Introduction et motivation

Pourquoi un club de fisting ?

Quand on pratique le fisting, on connaît la chanson : on en parle – mais le plus souvent avec les mêmes trois ou quatre personnes. Le reste du monde sursaute, détourne le regard ou lance une mauvaise blague. C’est précisément là le problème.
Une pratique vécue des milliers de fois dans la réalité n’a quasiment pas de voix dans la politique, la médecine ou l’espace public. Cela nous rend vulnérables – sur le plan sanitaire, juridique et social.

Un club de fisting est la réponse à cette situation. Pas comme une rencontre d’arrière-salle, mais comme une structure visible et organisée.
Une association qui rassemble les savoirs, fait de l’éducation, crée des espaces et porte vers l’extérieur les intérêts de la communauté. Bref : la différence entre « quelques mecs qui se retrouvent » et « une voix citoyenne digne d’être prise au sérieux ».

Ce qu’un club apporte concrètement

  • Une éducation d’égal à égal : médicalement fondée, sans filtre moral, sans jargon clinique.
  • Schutzraum: Workshops, Stammtische, geschlossene Veranstaltungen, Peer-to-Peer-Beratung.
    Wo es sonst nur Pornoclips und Forumsschnipsel gibt, entsteht echte Community.
  • Visibilité vers l’extérieur : envers les médias, le politique, les autorités, le système de santé. Une association déclarée est prise au sérieux – un cercle d’amis informel ne l’est pas.
  • Soutien structurel : demandes de subventions, dons, coopérations avec des associations de lutte contre le sida, des checkpoints, des organisations de Pride. Tout cela ne se fait qu’avec une forme juridique.
  • Travail d’accueil pour les nouveaux et les débutants : une personne qui débute ne devrait pas dépendre de groupes Telegram ou de profils douteux pour apprendre les bases.

Les arguments que vous entendrez probablement – et nos réponses

« C’est bien trop niche. » Pas du tout. Le fisting est pratiqué par des milliers de personnes dans chaque grande ville – simplement de façon invisible. C’est précisément cette invisibilité qui explique le manque cruel d’éducation sérieuse sur le sujet.
Un club change cela.

« On va se rendre attaquables. » C’est exactement le contraire. Une organisation déclarée et reconnue d’utilité publique a une autre stature face aux autorités, aux banques et aux propriétaires qu’un regroupement informel. La visibilité protège – le silence non.

« Le sujet est trop sensible pour une association. » Les associations de lutte contre le sida, les services d’aide aux usagers de drogues, les associations de travailleur·euse·s du sexe, les clubs BDSM – toutes et tous ont surmonté la même réticence. Nous ne sommes pas les premiers à porter des sujets difficiles de manière organisée. Nous sommes simplement un peu en retard.

« Je n’ai pas le temps pour les histoires d’association. » Compris. Une association ne tient pas grâce à une seule personne qui fait tout – mais grâce à plusieurs personnes qui prennent chacune une petite part. C’est précisément à cela que servent le bureau, les comités consultatifs, les groupes de travail. Et c’est précisément à cela que nous servons : nous fournissons des modèles, des conseils et des structures pour que vous ne partiez pas de zéro.
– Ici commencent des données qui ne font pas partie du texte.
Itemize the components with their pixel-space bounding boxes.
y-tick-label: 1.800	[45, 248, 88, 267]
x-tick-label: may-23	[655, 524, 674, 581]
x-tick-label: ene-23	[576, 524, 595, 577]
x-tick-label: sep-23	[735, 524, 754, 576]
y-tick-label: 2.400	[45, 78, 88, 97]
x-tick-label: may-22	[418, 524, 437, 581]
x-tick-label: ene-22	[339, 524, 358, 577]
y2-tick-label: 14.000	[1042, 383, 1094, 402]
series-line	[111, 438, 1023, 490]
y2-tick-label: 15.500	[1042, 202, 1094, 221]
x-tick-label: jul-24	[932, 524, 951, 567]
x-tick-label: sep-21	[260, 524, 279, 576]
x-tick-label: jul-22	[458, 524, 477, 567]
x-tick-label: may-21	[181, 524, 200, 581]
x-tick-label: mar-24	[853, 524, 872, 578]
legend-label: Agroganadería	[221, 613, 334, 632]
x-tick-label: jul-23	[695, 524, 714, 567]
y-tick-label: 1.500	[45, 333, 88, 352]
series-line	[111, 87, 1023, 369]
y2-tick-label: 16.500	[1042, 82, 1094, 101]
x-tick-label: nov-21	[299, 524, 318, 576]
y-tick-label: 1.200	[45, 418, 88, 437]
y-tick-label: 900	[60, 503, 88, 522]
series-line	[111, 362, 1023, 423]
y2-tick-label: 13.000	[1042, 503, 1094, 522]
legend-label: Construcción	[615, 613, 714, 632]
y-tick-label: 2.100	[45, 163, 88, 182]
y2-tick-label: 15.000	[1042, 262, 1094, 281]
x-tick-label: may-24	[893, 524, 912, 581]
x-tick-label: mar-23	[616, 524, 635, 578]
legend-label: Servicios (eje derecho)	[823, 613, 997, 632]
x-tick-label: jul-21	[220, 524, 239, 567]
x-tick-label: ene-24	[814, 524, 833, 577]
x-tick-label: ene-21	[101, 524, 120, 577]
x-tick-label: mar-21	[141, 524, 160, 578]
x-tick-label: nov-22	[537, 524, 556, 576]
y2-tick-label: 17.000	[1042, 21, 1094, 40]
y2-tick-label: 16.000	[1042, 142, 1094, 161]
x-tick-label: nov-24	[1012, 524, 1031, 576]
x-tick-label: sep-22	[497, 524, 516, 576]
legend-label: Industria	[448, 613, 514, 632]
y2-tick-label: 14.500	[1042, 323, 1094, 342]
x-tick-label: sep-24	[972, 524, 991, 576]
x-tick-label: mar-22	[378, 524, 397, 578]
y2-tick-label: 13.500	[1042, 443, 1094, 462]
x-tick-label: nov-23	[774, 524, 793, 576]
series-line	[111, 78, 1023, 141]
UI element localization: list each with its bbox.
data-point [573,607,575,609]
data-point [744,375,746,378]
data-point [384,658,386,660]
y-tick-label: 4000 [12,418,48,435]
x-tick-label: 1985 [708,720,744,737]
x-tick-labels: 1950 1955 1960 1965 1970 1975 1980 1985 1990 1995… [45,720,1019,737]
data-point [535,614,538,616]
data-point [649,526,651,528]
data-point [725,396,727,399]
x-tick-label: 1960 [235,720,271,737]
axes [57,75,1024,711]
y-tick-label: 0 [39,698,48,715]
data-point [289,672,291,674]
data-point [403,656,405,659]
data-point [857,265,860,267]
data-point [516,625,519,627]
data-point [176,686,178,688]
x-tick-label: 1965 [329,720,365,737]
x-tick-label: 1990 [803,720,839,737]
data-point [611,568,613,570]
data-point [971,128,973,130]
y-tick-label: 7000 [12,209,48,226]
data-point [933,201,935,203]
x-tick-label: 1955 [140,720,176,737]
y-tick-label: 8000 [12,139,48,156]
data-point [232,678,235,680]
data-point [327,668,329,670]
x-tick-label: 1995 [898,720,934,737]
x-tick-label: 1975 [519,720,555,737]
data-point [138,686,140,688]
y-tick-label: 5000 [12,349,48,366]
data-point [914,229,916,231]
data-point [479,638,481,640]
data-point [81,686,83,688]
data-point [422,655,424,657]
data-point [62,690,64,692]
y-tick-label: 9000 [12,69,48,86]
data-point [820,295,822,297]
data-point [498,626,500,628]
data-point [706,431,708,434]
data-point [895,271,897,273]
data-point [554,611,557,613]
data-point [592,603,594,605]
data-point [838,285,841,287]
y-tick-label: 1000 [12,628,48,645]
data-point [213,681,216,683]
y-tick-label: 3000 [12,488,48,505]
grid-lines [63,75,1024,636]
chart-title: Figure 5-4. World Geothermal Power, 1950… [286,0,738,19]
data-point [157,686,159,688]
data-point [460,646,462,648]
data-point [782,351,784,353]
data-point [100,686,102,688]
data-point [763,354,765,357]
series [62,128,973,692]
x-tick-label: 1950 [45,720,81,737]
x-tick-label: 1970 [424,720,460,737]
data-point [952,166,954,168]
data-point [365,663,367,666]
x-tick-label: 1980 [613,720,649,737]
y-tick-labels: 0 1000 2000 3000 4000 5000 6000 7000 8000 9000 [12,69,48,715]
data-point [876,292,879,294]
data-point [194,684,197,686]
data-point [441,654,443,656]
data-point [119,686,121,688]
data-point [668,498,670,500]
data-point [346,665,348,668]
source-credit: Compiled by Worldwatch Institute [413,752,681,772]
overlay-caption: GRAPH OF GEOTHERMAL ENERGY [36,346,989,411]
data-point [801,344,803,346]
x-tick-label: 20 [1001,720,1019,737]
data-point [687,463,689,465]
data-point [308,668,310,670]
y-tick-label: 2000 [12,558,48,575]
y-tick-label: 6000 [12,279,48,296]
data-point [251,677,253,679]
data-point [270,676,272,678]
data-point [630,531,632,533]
Un club de fisting n’est pas un exercice de mise en avant personnelle. C’est une infrastructure – pour l’éducation, la protection et la communauté. Celles et ceux qui en fondent un ne se construisent pas une scène, mais une fondation pour les autres.

Questions fréquentes : pourquoi une association et pas simplement un cercle informel ?

Ces questions reviennent dans presque chaque premier échange avec des personnes intéressées par la création. Nous y répondons ici comme nous le ferions en personne – brièvement, directement et sans jargon de fonctionnaire associatif.

Forme juridique et statut

Ai-je vraiment besoin d’une association ? Cela ne marche-t-il pas sans ?

Bien sûr que cela marche sans – au début. Dès que vous organisez régulièrement des rendez-vous, encaissez de l’argent (ne serait-ce que pour une salle), achetez du matériel ou apparaissez en public, la structure associative devient utile. Pas par amour de la bureaucratie, mais par autoprotection : sans personne morale, chaque personne impliquée engage son patrimoine privé.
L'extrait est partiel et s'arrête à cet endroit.